We should be treated as individuals who can succeed in life
We spoke to 16-year-old Filip Velichkovski about his new school and teachers, accessible learning materials, life aspirations and love for music

- English
- Македонски
- Shqip
After completing primary education in a special school for children with visual impairment “Dimitar Vlahov”, Filip and his family decided that he will continue the education in a mainstream secondary school. This was not an easy decision to make.
“The main advocate for mainstream school was our family friend Kristijan-Kiko Lazarevski - a prominent inclusion activist and blind himself. He said that going to school side by side with my peers would give me more opportunities to prosper and live an independent life. “
Watch the video to get to know Filip and learn more.
Video transcript
“I was afraid of how I would be accepted by my classmates, how I would cope with the material, whether I would master the material... I think that if I had gone to an inclusive school from the start, it would have made a huge difference in communication. That it would be easier for me to communicate with my classmates now.”
“The school is paved with tactile paths. Of course, this made navigation that much easier for us blind people. I get along with most, if not all, teachers. Often times in physics, for example, when we learn about vectors, the teacher gets up and shows me how it looks, with pencils or whatever she finds. So that I can have a picture of what those vectors, lines or whatever we are learning about look like. The math teacher said that because of her attempts to explain the material to me, she became a better teacher for all students.”
“The most important thing missing are textbooks, scanned, corrected textbooks.

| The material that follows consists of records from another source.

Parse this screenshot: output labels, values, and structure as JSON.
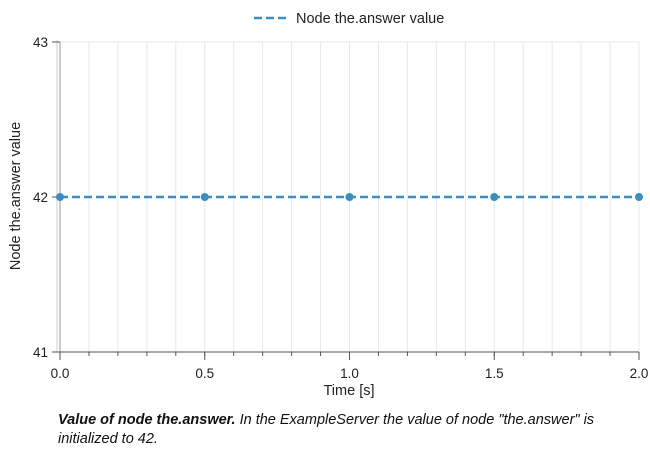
{
  "chart_data": {
    "type": "line",
    "legend_label": "Node the.answer value",
    "legend_position": "top-center",
    "xlabel": "Time [s]",
    "ylabel": "Node the.answer value",
    "xlim": [
      0,
      2
    ],
    "ylim": [
      41,
      43
    ],
    "x_ticks": [
      "0.0",
      "0.5",
      "1.0",
      "1.5",
      "2.0"
    ],
    "x_tick_values": [
      0,
      0.5,
      1.0,
      1.5,
      2.0
    ],
    "y_ticks": [
      "41",
      "42",
      "43"
    ],
    "y_tick_values": [
      41,
      42,
      43
    ],
    "grid": true,
    "line_style": "dashed",
    "series_color": "#3a8fc0",
    "series": [
      {
        "name": "Node the.answer value",
        "x": [
          0,
          0.5,
          1.0,
          1.5,
          2.0
        ],
        "y": [
          42,
          42,
          42,
          42,
          42
        ]
      }
    ]
  },
  "caption": {
    "title": "Value of node the.answer.",
    "text": " In the ExampleServer the value of node \"the.answer\" is initialized to 42."
  }
}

I know that some readings are available in audio form on some websites, but most of the readings are not.”
“In the future I'm planning to do something around programming because I know it's possible. I know a blind person who programs, who is a programmer. We should not be treated as individuals who cannot do some things on their own. We are not people who will need help at every step of life. And we can, with difficulties of course, live our lives.”
The right to education is a fundamental human right, guaranteed to every child, through a range of legally binding international instruments, including the Convention on the Rights of the Child (CRC) and the Convention on Rights of Persons with Disabilities (CRPD). The right to inclusive education applies to every child, including children with disabilities. An inclusive education system accommodates all students whatever their abilities or requirements, at all levels – pre-school, primary, secondary, tertiary, vocational and life-long learning. It means children are learning together in the same classrooms and in the same schools. Inclusive systems value the unique contributions students of all backgrounds bring to the classroom and allow diverse groups to grow side by side, to the benefit of all.